The technique can also aid researchers in evaluating the effectiveness of current vaccines against emerging variants of the virus. The study, authored by Michael Wuo and Amanda Dugan, is published in ACS Central Science, an open-access journal. The equipment required for the test is already available in most biochemistry labs. Laura Kiessling, the Novartis Professor of Chemistry at MIT, is the senior author of the study.
Neutralizing or not?
Many vaccines targeting SARS-CoV-2 focus on the spike protein, which facilitates the virus’s entry into host cells via the ACE2 receptor. The spike protein is covered in sugar chains that are typical of viral envelope proteins. Dr. Kiessling, an expert in protein-carbohydrate interactions, speculated whether it was possible to create a unique “fingerprint” of antibodies based on their interactions with the sugar molecules present on the spike protein.
Traditionally, determining whether an antibody is neutralizing or not requires complex assays to test its ability to block virus entry into cells. However, Dr. Kiessling’s team aimed to develop a quicker method by creating a panel of lectins (proteins that bind to carbohydrates) sourced from various organisms, primarily plants and bacteria. Lectins typically engage with the end of sugar chains as they extend from a protein, participating in activities like cell-cell interactions and immune responses.
To construct the fingerprint, the researchers exposed the SARS-CoV-2 spike protein to these lectins. Each lectin bound to a distinct subset of sugar molecules on the protein. Subsequently, serum containing antibodies against SARS-CoV-2 was added. Antibodies with a high affinity for the spike protein displaced the existing lectins.
Since each antibody displaces a specific set of lectins based on its binding specificity, this displacement could be measured using an enzyme-linked lectin assay (ELLA). By evaluating how each antibody affected the binding of 28 different lectins to the spike protein, the researchers identified distinct patterns of lectin displacement, thereby creating a unique fingerprint for each antibody.
Initially, the researchers established fingerprints for antibodies already known to be neutralizing or non-neutralizing.
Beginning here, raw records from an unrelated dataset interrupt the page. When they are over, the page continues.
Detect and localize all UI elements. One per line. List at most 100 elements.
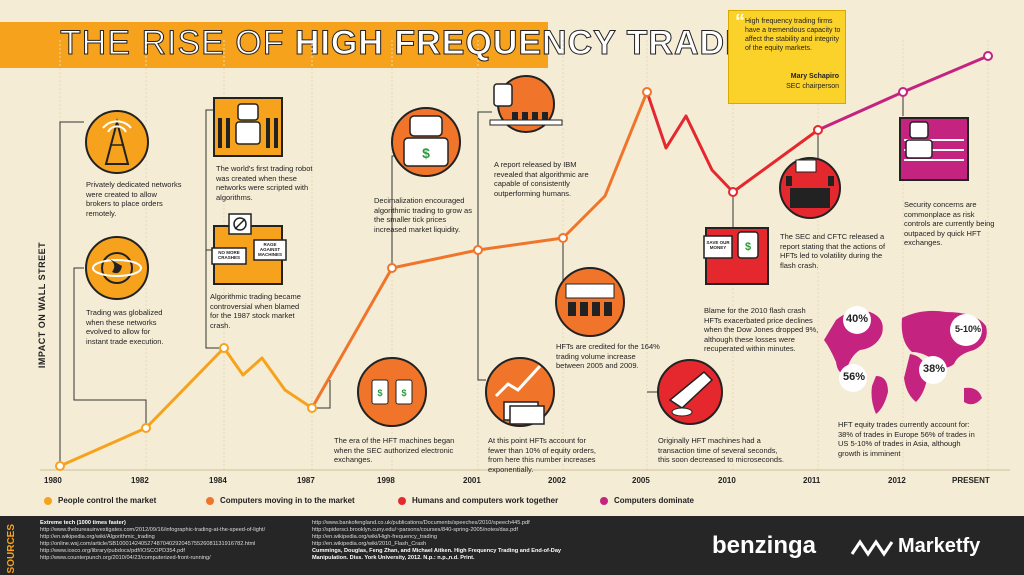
- legend-dot-icon: [600, 496, 608, 505]
- note-hft-era: The era of the HFT machines began when t…: [334, 436, 455, 464]
- pct-asia: 5-10%: [955, 324, 982, 334]
- sources-label: SOURCES: [6, 524, 17, 574]
- quote-text: High frequency trading firms have a trem…: [745, 18, 841, 52]
- year-present: PRESENT: [952, 476, 990, 485]
- connector-1982: [73, 267, 147, 428]
- source-item: Extreme tech (1000 times faster): [40, 520, 126, 526]
- pct-us-bubble: [839, 364, 867, 392]
- marketfy-logo-icon: [850, 539, 894, 557]
- note-hft-share: HFT equity trades currently account for:…: [838, 420, 975, 458]
- trend-computers-moving: [310, 91, 649, 409]
- node-2002: [558, 233, 568, 243]
- svg-text:$: $: [401, 388, 406, 398]
- year-2011: 2011: [803, 476, 821, 485]
- node-2012: [898, 87, 908, 97]
- year-2010: 2010: [718, 476, 736, 485]
- note-security: Security concerns are commonplace as ris…: [904, 200, 995, 247]
- legend-computers-dominate: Computers dominate: [600, 496, 694, 505]
- source-item[interactable]: http://www.counterpunch.org/2010/04/23/c…: [40, 555, 211, 561]
- node-1980: [55, 461, 65, 471]
- quote-mark-icon: “: [735, 11, 745, 33]
- trend-humans-computers: [645, 91, 819, 194]
- node-present: [983, 51, 993, 61]
- year-2001: 2001: [463, 476, 481, 485]
- pct-europe-bubble: [843, 306, 871, 334]
- sec-circle: [779, 157, 841, 219]
- connector-1980: [59, 121, 84, 466]
- source-item[interactable]: http://www.iosco.org/library/pubdocs/pdf…: [40, 548, 185, 554]
- node-2010: [728, 187, 738, 197]
- trend-people: [59, 346, 313, 468]
- footer: [0, 516, 1024, 575]
- sources-right: http://www.bankofengland.co.uk/publicati…: [312, 520, 608, 562]
- ibm-circle: [489, 75, 563, 133]
- hft-era-circle: $ $: [357, 357, 427, 427]
- pct-europe2-bubble: [919, 356, 947, 384]
- note-ibm: A report released by IBM revealed that a…: [494, 160, 589, 198]
- source-item[interactable]: http://en.wikipedia.org/wiki/High-freque…: [312, 534, 437, 540]
- title-thin: THE RISE OF: [59, 24, 285, 63]
- source-item: Manipulation. Diss. York University, 201…: [312, 555, 475, 561]
- connector-2001b: [477, 250, 486, 381]
- source-item[interactable]: http://en.wikipedia.org/wiki/Algorithmic…: [40, 534, 155, 540]
- node-1984: [219, 343, 229, 353]
- pct-europe2: 38%: [923, 363, 946, 375]
- legend-dot-icon: [206, 496, 214, 505]
- title-bold: HIGH FREQUENCY TRADING: [294, 24, 789, 63]
- year-1984: 1984: [209, 476, 227, 485]
- sign-save-our-money: SAVE OUR MONEY: [706, 240, 730, 250]
- benzinga-logo[interactable]: benzinga: [712, 532, 817, 559]
- node-2005: [642, 87, 652, 97]
- marketfy-logo[interactable]: Marketfy: [898, 535, 981, 557]
- note-sec-report: The SEC and CFTC released a report stati…: [780, 232, 886, 270]
- decimal-robot-circle: $: [391, 107, 461, 177]
- note-globalized: Trading was globalized when these networ…: [86, 308, 164, 346]
- note-1987-crash: Algorithmic trading became controversial…: [210, 292, 301, 330]
- note-under-10pct: At this point HFTs account for fewer tha…: [488, 436, 596, 474]
- map-australia: [964, 387, 982, 405]
- quote-author: Mary Schapiro: [790, 73, 839, 80]
- svg-text:$: $: [745, 241, 751, 253]
- map-south-america: [871, 376, 888, 414]
- trend-nodes: [55, 51, 993, 471]
- note-first-robot: The world's first trading robot was crea…: [216, 164, 313, 202]
- note-networks: Privately dedicated networks were create…: [86, 180, 182, 218]
- note-decimalization: Decimalization encouraged algorithmic tr…: [374, 196, 472, 234]
- timeline-diagram: $ $ $: [40, 40, 1010, 471]
- node-2001: [473, 245, 483, 255]
- year-1980: 1980: [44, 476, 62, 485]
- svg-text:$: $: [422, 145, 430, 161]
- connector-2001: [477, 111, 492, 250]
- tower-circle: [85, 110, 149, 174]
- pct-us: 56%: [843, 371, 866, 383]
- sign-rage-against-machines: RAGE AGAINST MACHINES: [257, 242, 282, 257]
- source-item[interactable]: http://www.bankofengland.co.uk/publicati…: [312, 520, 530, 526]
- node-1987: [307, 403, 317, 413]
- note-164pct: HFTs are credited for the 164% trading v…: [556, 342, 660, 370]
- year-2012: 2012: [888, 476, 906, 485]
- legend-humans-computers: Humans and computers work together: [398, 496, 558, 505]
- source-item[interactable]: http://spidersci.brooklyn.cuny.edu/~pars…: [312, 527, 518, 533]
- legend-people: People control the market: [44, 496, 156, 505]
- page-title: THE RISE OF HIGH FREQUENCY TRADING: [59, 24, 789, 63]
- svg-text:$: $: [377, 388, 382, 398]
- source-item[interactable]: http://www.thebureauinvestigates.com/201…: [40, 527, 266, 533]
- rocket-circle: [657, 359, 723, 425]
- flash-crash-box: $: [703, 227, 769, 285]
- year-1982: 1982: [131, 476, 149, 485]
- quote-role: SEC chairperson: [786, 83, 839, 90]
- note-microseconds: Originally HFT machines had a transactio…: [658, 436, 784, 464]
- pct-europe: 40%: [846, 313, 869, 325]
- year-1998: 1998: [377, 476, 395, 485]
- first-robot-box: [213, 97, 283, 157]
- money-circle: [485, 357, 555, 427]
- source-item[interactable]: http://online.wsj.com/article/SB10001424…: [40, 541, 256, 547]
- quote-box: “ High frequency trading firms have a tr…: [728, 10, 846, 104]
- globe-circle: [85, 236, 149, 300]
- year-2005: 2005: [632, 476, 650, 485]
- node-1998: [387, 263, 397, 273]
- trading-floor-circle: [555, 267, 625, 337]
- source-item[interactable]: http://en.wikipedia.org/wiki/2010_Flash_…: [312, 541, 427, 547]
- node-1982: [141, 423, 151, 433]
- sign-no-more-crashes: NO MORE CRASHES: [217, 250, 240, 260]
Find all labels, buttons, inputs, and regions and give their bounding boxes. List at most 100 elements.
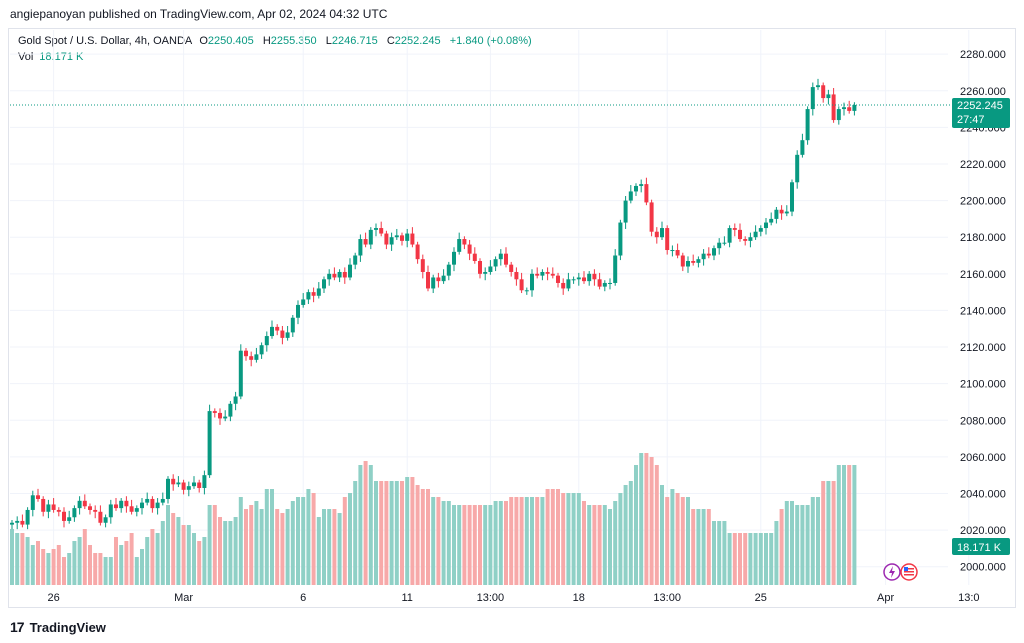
candle-body — [805, 109, 810, 141]
volume-bar — [77, 537, 82, 585]
volume-bar — [779, 509, 784, 585]
candle-body — [519, 279, 524, 291]
candle-body — [166, 478, 170, 499]
volume-bar — [717, 521, 722, 585]
candle-body — [701, 253, 706, 260]
volume-bar — [296, 497, 300, 585]
y-tick-label: 2140.000 — [960, 305, 1006, 317]
volume-bar — [67, 553, 72, 585]
volume-bar — [56, 545, 61, 585]
volume-bar — [774, 521, 779, 585]
candle-body — [602, 282, 607, 287]
volume-bar — [140, 549, 144, 585]
candle-body — [441, 275, 446, 282]
volume-bar — [327, 509, 332, 585]
volume-bar — [608, 509, 612, 585]
volume-bar — [727, 533, 732, 585]
volume-bar — [150, 529, 155, 585]
volume-bar — [46, 553, 51, 585]
candle-body — [420, 259, 425, 272]
y-tick-label: 2120.000 — [960, 342, 1006, 354]
candle-body — [114, 504, 118, 509]
y-tick-label: 2100.000 — [960, 379, 1006, 391]
chart-frame — [8, 28, 1016, 608]
publisher-line: angiepanoyan published on TradingView.co… — [10, 7, 388, 21]
volume-bar — [498, 501, 503, 585]
candle-body — [654, 231, 659, 238]
candle-body — [244, 350, 248, 357]
event-flag-icon[interactable] — [883, 563, 918, 581]
y-tick-label: 2280.000 — [960, 49, 1006, 61]
candle-body — [160, 498, 165, 503]
volume-bar — [821, 481, 826, 585]
candle-body — [618, 222, 623, 256]
volume-bar — [171, 513, 176, 585]
candle-body — [108, 504, 113, 518]
volume-bar — [316, 517, 321, 585]
volume-bar — [400, 481, 404, 585]
y-tick-label: 2080.000 — [960, 415, 1006, 427]
candle-body — [129, 506, 134, 512]
volume-bar — [784, 501, 789, 585]
candle-body — [275, 326, 280, 331]
candle-body — [514, 271, 519, 280]
volume-bar — [582, 501, 586, 585]
volume-bar — [410, 477, 415, 585]
volume-bar — [405, 477, 410, 585]
volume-bar — [374, 481, 378, 585]
volume-bar — [244, 509, 248, 585]
volume-bar — [322, 509, 326, 585]
volume-bar — [446, 501, 451, 585]
candle-body — [821, 85, 826, 99]
candle-body — [181, 482, 186, 490]
candle-body — [171, 478, 176, 485]
candle-body — [197, 482, 202, 488]
price-tag: 2252.245 27:47 — [952, 97, 1010, 128]
volume-bar — [826, 481, 831, 585]
candle-body — [368, 229, 373, 245]
candle-body — [816, 85, 820, 88]
y-tick-label: 2040.000 — [960, 488, 1006, 500]
volume-tag: 18.171 K — [952, 538, 1010, 555]
volume-bar — [254, 501, 259, 585]
candle-body — [566, 279, 571, 289]
candle-body — [665, 228, 670, 251]
volume-bar — [701, 509, 706, 585]
y-tick-label: 2020.000 — [960, 525, 1006, 537]
candle-body — [296, 304, 300, 318]
y-tick-label: 2160.000 — [960, 269, 1006, 281]
volume-bar — [264, 489, 269, 585]
x-tick-label: 26 — [47, 592, 59, 604]
volume-bar — [160, 521, 165, 585]
price-tag-price: 2252.245 — [957, 100, 1003, 112]
candle-body — [316, 288, 321, 296]
volume-tag-box — [952, 538, 1010, 555]
candle-body — [93, 509, 98, 512]
candle-body — [722, 242, 727, 244]
volume-bar — [691, 509, 696, 585]
volume-bar — [816, 497, 820, 585]
volume-bar — [831, 481, 836, 585]
volume-bar — [654, 465, 659, 585]
candle-body — [628, 191, 633, 201]
volume-bar — [696, 509, 701, 585]
volume-bar — [176, 517, 181, 585]
volume-bar — [639, 453, 644, 585]
open-label: O — [199, 35, 208, 47]
candle-body — [826, 94, 831, 99]
candle-body — [46, 504, 51, 512]
volume-bar — [197, 541, 202, 585]
candle-body — [10, 522, 14, 525]
candle-body — [119, 500, 124, 509]
candle-body — [467, 244, 472, 254]
high-value: 2255.350 — [270, 35, 317, 47]
candle-body — [738, 229, 742, 240]
volume-bar — [670, 489, 675, 585]
volume-bar — [88, 545, 92, 585]
candle-body — [446, 264, 451, 276]
candle-body — [186, 486, 191, 490]
symbol-title[interactable]: Gold Spot / U.S. Dollar, 4h, OANDA — [18, 35, 193, 47]
candle-body — [550, 273, 555, 276]
close-label: C — [386, 35, 395, 47]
They then analyzed patient blood samples and determined whether the antibodies present had neutralizing capabilities by comparing them to the fingerprints generated by the known neutralizing antibodies.
Through this analysis, the researchers observed that neutralizing antibodies exhibited distinct patterns compared to non-neutralizing antibodies. This breakthrough enabled the rapid identification of neutralizing antibodies based on their lectin displacement patterns, offering a promising avenue for antibody analysis in the context of viral infections.
Furthermore, utilizing this approach, the scientists successfully categorized antibodies based on whether individuals had received the Moderna or Pfizer COVID-19 vaccines. These vaccines target slightly different viral RNA sequences.
Recognizing the potential of this technology, the researchers have filed a patent for it. They envision its development for rapid testing in a doctor’s office, enabling the determination of an individual patient’s antibody profile.
Dr. Kiessling believes that this technique could be adapted to identify neutralizing antibodies against new variants of SARS-CoV-2 or other viruses that cause diseases. With the existing panel of lectins for the test, the researchers would only need to re-analyze known neutralizing and non-neutralizing antibodies to establish their respective fingerprints.
“The same panel of lectins could be employed for all SARS-CoV-2 variants of concern,” states Dr. Kiessling. “It has the potential to be valuable for emerging viruses, as long as they possess a viral envelope.”